Dia de eleição...E as lembranças afloram. Saudades de meu avô, de Pilões, que agora nem Pilões mais é, virou Vila Maia. Saudades de minha avó, sempre caminhando kilômetros pela cozinha, ora matando uma galinha do terreiro, ora atiçando as brasas do fogo á lenha. Alí estava ela a comandar as ajudantes na difícil tarefa de encher os buchos sempre famintos dos eleitores. Meu avô, ostentava o título pomposo de Cel. sem nunca ter sido, era o líder absoluto da região. Dele a palavra final. Cel. Quinca detinha o saber e a liderança.

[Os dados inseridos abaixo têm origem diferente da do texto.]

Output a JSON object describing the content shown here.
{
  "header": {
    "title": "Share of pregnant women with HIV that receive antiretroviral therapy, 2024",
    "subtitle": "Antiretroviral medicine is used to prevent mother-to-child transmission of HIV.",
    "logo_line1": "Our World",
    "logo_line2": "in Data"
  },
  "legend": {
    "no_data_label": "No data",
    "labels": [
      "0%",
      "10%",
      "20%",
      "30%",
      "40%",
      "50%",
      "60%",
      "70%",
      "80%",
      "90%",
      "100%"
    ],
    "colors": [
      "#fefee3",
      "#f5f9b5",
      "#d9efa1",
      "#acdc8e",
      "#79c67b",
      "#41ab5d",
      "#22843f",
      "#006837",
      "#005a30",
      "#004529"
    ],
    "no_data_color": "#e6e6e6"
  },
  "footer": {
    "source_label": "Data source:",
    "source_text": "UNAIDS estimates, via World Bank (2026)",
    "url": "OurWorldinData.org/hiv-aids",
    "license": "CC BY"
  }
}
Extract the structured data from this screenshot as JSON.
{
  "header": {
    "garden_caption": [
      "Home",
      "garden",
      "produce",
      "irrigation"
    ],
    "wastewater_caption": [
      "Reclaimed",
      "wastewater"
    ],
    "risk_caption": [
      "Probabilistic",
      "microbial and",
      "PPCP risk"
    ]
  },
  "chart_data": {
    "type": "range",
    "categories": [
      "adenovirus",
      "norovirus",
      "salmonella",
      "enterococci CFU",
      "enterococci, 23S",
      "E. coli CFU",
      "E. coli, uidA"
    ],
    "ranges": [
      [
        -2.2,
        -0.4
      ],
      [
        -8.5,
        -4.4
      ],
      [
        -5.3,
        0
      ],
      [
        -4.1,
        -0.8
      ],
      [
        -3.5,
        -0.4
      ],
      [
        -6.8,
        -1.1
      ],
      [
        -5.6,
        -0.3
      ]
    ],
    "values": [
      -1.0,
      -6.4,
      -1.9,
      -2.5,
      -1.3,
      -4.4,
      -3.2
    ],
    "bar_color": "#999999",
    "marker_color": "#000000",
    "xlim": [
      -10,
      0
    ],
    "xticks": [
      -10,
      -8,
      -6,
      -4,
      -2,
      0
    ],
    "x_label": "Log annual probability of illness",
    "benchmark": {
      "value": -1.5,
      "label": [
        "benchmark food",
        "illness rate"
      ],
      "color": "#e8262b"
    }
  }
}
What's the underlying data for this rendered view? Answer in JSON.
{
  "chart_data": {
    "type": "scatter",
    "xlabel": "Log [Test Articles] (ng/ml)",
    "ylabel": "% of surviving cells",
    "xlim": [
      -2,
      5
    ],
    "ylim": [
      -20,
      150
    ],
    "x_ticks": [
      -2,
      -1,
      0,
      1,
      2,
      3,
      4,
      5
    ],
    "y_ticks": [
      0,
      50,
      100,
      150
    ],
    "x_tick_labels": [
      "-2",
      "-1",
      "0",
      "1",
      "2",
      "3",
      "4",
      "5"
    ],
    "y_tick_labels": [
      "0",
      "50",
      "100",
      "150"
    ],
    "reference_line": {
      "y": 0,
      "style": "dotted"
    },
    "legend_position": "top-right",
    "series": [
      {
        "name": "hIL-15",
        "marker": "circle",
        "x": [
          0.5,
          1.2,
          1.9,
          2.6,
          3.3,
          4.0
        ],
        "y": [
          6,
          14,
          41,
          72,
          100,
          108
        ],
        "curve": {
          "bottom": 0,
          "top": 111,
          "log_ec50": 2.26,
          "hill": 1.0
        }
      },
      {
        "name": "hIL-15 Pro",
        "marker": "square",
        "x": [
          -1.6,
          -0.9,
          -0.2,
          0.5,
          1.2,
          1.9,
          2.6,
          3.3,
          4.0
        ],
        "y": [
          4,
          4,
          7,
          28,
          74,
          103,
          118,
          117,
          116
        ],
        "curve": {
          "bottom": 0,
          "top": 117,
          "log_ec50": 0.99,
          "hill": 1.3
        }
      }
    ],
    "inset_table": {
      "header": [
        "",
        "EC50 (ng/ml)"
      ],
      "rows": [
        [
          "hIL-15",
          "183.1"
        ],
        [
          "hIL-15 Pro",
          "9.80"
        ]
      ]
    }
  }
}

   Logo nas primeiras horas do dia, aparecia ele, moreno do sol, alto, magro, esguio, alternava momentos de humildade e altivez. Era um sábio. Trajava um terno de linho inglês, nas maõs cédulas para serem entregues aos seus eleitores, já devidamente preenchidas. Todos, sem exceção, recebiam de suas maõs os votos e só tinham o trabalho de depositar na urna.Ele detinha o poder total das urnas. Logo as filas se formavam. Todos com as melhores becas, um riso estampado no rosto com a satisfação de obedecer ao seu senhor. Ás sete em ponto, dava-se início a votação. Apesar dos fiscais que na verdade concordavam com tudo,já que havia uma conivência pacífica, resultado dos acordos firmados anteriormente, de antemão já se conhecia o resultado do pleito.
   Mas, a felicidade maior era chegada... o almoço, resultado de dias de trabalho de D. Amália, minha avó. Os pratos eram extremamente exagerados, uma montanha de comida, coroados  com a carne que se equilibrava. E, como eles comiam... O apetite, descomunal. Logo que terminavam o primeiro prato se dirigiam a cachoeirinha que fica por trás da casa. E, imaginem a cena... Iam molhar a barriga para vagar lugar para um segundo prato. E, lá voltavam eles á fila, novamente famintos. Ás crianças da família tocava o dever de distribuir as sobremesas. Geralmente, doce de cajú, feito num taxo enorme de bronze, especialidade da família. As frutas oferecidas eram relegadas.
   E, durante todo o dia continuava aquele ar de festa. Não democrática, mas festa. Eu não entendia a gravidade do que estava acontecendo. Jamais alcançaria que meu avô pudesse fazer algo ilícito para continuar a dirigir a vida daquelas pessoas. Eles pareciam aceitar de bom grado a sujeição. Ou será que era apenas pelo prato de comida?